Сабанов положил на столик несколько книжек, неразрезанных, в бумажных корочках. Мятую, видимо уже читанную, газету, узелок с продуктами и свечами. Огородов, чтобы не мешать ему своим взглядом, перестал ходить и сел на пол за кроватью. Гвоздев затих, лежал не двигаясь. Сабанов наклонился над ним и участливо сказал:
— Я встретил отделенного фельдшера, слышишь, Сережа? Они возьмут тебя завтра. Как ты себя чувствуешь?
Гвоздев не отозвался, и Сабанов, постояв над ним, сел на кромку кровати, развернул было газету, но не стал читать, не мог, видимо взволнованный чем-то. Он пересел на пол к другой стене, против Огородова и, прикрыв ладонью глаза, вздохнул:
— Каждое свидание уносит половину жизни. Истинное слово. Не могу видеть ее убитого, заплаканного лица. Ведь только подумать. Едет из Пскова, терпит всякие неудобства, ночь не спит. Боже мой! И скажи — будет ездить каждый день. Будет сидеть у ворот тюрьмы. Будет просить охрану, умолять, на колени встанет. А зачем? Я, слава богу, здесь в тепле, сыт, книжки почитываю. И говорю ей, да разве втолкуешь. И мне стыдно за себя. А дома дети. Плачут, мать ждут. Вот, говорит, на губах у тебя опять выметалось — значит, мерзнешь. Виски-де совсем поседели — прошлый раз не было. И все-то она высмотрит. Все подметит. Уж это, право, слишком.
— Слюнтяй, — усмехнулся Гвоздев и, повозившись на кровати, добавил: — Все соплями вымажете. Слизняки.
— Вы не сердитесь на него, Павел Митрофанович, — попросил Огородов. — Он болен, а лечения никакого.

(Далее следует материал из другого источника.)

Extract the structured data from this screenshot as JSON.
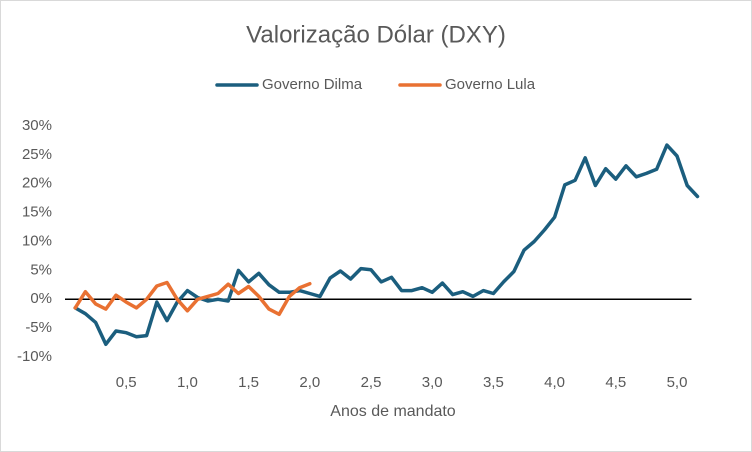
{
  "chart_data": {
    "type": "line",
    "title": "Valorização Dólar (DXY)",
    "xlabel": "Anos de mandato",
    "xlim": [
      0,
      5.2
    ],
    "ylim": [
      -10,
      30
    ],
    "xticks": [
      {
        "value": 0.5,
        "label": "0,5"
      },
      {
        "value": 1.0,
        "label": "1,0"
      },
      {
        "value": 1.5,
        "label": "1,5"
      },
      {
        "value": 2.0,
        "label": "2,0"
      },
      {
        "value": 2.5,
        "label": "2,5"
      },
      {
        "value": 3.0,
        "label": "3,0"
      },
      {
        "value": 3.5,
        "label": "3,5"
      },
      {
        "value": 4.0,
        "label": "4,0"
      },
      {
        "value": 4.5,
        "label": "4,5"
      },
      {
        "value": 5.0,
        "label": "5,0"
      }
    ],
    "yticks": [
      {
        "value": -10,
        "label": "-10%"
      },
      {
        "value": -5,
        "label": "-5%"
      },
      {
        "value": 0,
        "label": "0%"
      },
      {
        "value": 5,
        "label": "5%"
      },
      {
        "value": 10,
        "label": "10%"
      },
      {
        "value": 15,
        "label": "15%"
      },
      {
        "value": 20,
        "label": "20%"
      },
      {
        "value": 25,
        "label": "25%"
      },
      {
        "value": 30,
        "label": "30%"
      }
    ],
    "legend": "top",
    "series": [
      {
        "name": "Governo Dilma",
        "color": "#1b5e7e",
        "x": [
          0.083,
          0.167,
          0.25,
          0.333,
          0.417,
          0.5,
          0.583,
          0.667,
          0.75,
          0.833,
          0.917,
          1.0,
          1.083,
          1.167,
          1.25,
          1.333,
          1.417,
          1.5,
          1.583,
          1.667,
          1.75,
          1.833,
          1.917,
          2.0,
          2.083,
          2.167,
          2.25,
          2.333,
          2.417,
          2.5,
          2.583,
          2.667,
          2.75,
          2.833,
          2.917,
          3.0,
          3.083,
          3.167,
          3.25,
          3.333,
          3.417,
          3.5,
          3.583,
          3.667,
          3.75,
          3.833,
          3.917,
          4.0,
          4.083,
          4.167,
          4.25,
          4.333,
          4.417,
          4.5,
          4.583,
          4.667,
          4.75,
          4.833,
          4.917,
          5.0,
          5.083,
          5.167
        ],
        "values": [
          -1.5,
          -2.5,
          -4,
          -7.8,
          -5.5,
          -5.8,
          -6.5,
          -6.3,
          -0.5,
          -3.7,
          -0.5,
          1.5,
          0.3,
          -0.3,
          0,
          -0.3,
          5,
          3,
          4.5,
          2.5,
          1.2,
          1.2,
          1.5,
          1,
          0.5,
          3.7,
          4.9,
          3.5,
          5.3,
          5.1,
          3,
          3.8,
          1.5,
          1.5,
          2,
          1.2,
          2.8,
          0.8,
          1.3,
          0.5,
          1.5,
          1,
          3,
          4.8,
          8.5,
          10,
          12,
          14.2,
          19.8,
          20.6,
          24.5,
          19.7,
          22.6,
          20.8,
          23.1,
          21.2,
          21.8,
          22.5,
          26.7,
          24.8,
          19.7,
          17.8
        ]
      },
      {
        "name": "Governo Lula",
        "color": "#e97132",
        "x": [
          0.083,
          0.167,
          0.25,
          0.333,
          0.417,
          0.5,
          0.583,
          0.667,
          0.75,
          0.833,
          0.917,
          1.0,
          1.083,
          1.167,
          1.25,
          1.333,
          1.417,
          1.5,
          1.583,
          1.667,
          1.75,
          1.833,
          1.917,
          2.0
        ],
        "values": [
          -1.5,
          1.3,
          -0.8,
          -1.7,
          0.7,
          -0.5,
          -1.5,
          0,
          2.3,
          2.9,
          0,
          -2,
          0,
          0.5,
          1,
          2.6,
          1,
          2.2,
          0.5,
          -1.7,
          -2.6,
          0.5,
          2,
          2.7
        ]
      }
    ]
  }
}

За нужду озвереешь.
— Ты женат, Огородов? — спросил Сабанов.
— Господь не привел.
— А что так?
— До армии не успел, потом служба… А жена вас любит, Павел Митрофанович.

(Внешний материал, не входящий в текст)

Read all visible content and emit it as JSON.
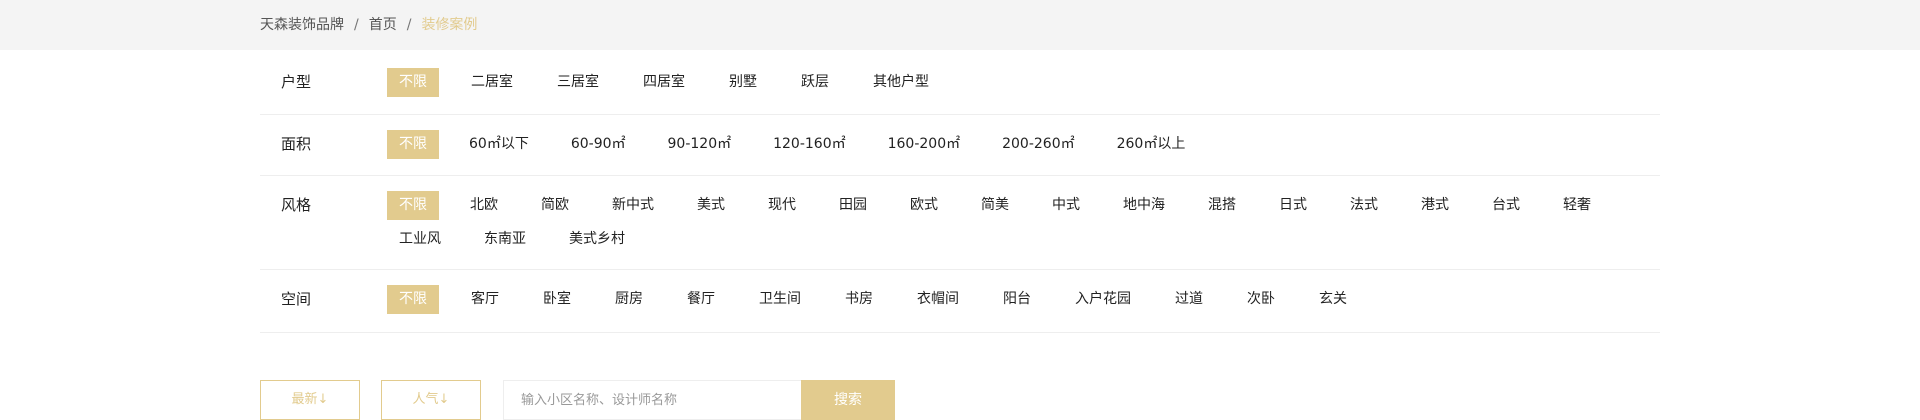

— То-то и больно. Но сегодня, если бы вы знали, какой она мне принесла подарок. Воистину сладкий сон. И опять: я радуюсь, знаете, не могу не радоваться, а она понять не может. Так и разошлись. И все у меня в душе перепуталось. Вот я немного успокоюсь и возьмусь читать. Хотите, почитаем вслух?

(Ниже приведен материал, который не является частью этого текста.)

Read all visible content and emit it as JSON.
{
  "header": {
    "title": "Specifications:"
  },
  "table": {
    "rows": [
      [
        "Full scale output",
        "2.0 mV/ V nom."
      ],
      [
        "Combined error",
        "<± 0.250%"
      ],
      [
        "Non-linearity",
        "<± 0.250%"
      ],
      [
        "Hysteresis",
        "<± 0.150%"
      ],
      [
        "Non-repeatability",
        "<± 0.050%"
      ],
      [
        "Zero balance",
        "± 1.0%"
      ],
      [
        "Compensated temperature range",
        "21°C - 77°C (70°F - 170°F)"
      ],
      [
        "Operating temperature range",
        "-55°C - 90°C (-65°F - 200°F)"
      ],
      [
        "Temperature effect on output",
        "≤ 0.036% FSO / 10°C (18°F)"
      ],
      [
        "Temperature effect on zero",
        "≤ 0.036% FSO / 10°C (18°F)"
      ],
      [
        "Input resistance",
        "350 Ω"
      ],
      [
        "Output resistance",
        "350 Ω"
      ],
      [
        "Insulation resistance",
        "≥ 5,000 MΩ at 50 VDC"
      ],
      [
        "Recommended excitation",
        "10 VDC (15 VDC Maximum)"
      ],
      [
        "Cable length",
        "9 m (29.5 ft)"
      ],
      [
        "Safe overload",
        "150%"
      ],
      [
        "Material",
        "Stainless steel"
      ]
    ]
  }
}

— Либеральные сопли, — вспылил Гвоздев. — Ни слова о них. Слышите?
— Нас большинство — значит, будем читать, — с твердым спокойствием объявил Огородов.
— Так тому и быть, — Сабанов поднялся от стены, зажег свечку, припаял ее на топленый воск к цементному полу. Тут же раскинул газету и растянулся сам. Прилег поближе к огоньку и Огородов. Сабанов не столько расправлял, сколько оглаживал своей тонкой ладонью измятую, но, вероятно, в самом деле дорогую ему газету. Затем, надев очки обеими руками, он вдруг близко круглыми за стеклом глазами поглядел на Огородова и спросил, снимая очки опять обеими руками:
— Тебе суда еще не было, Огородов?
— Жду.
— А какова, к примеру, вина твоя?
— Нас вшестером загребли. Вроде мы динамит воровали со склада. Однако никто не пойман, улик нет, доказательств тоже. А держат.
— Значит, политикой не занимался?
— Господь уберег.
— Так. Господь, говоришь, уберег. Важно. Однако над жизнью-то думать небось приходилось?
— Не без того.
— И каков итог?
— Мы, Павел Митрофанович, из крестьянского роду, и душа у нас, сами понимаете, земляная. Так вот весь динамит, какой есть на белом свете, я бы утопил в море. Правда, немного оставил бы для корчевки пней. — Семен усмехнулся.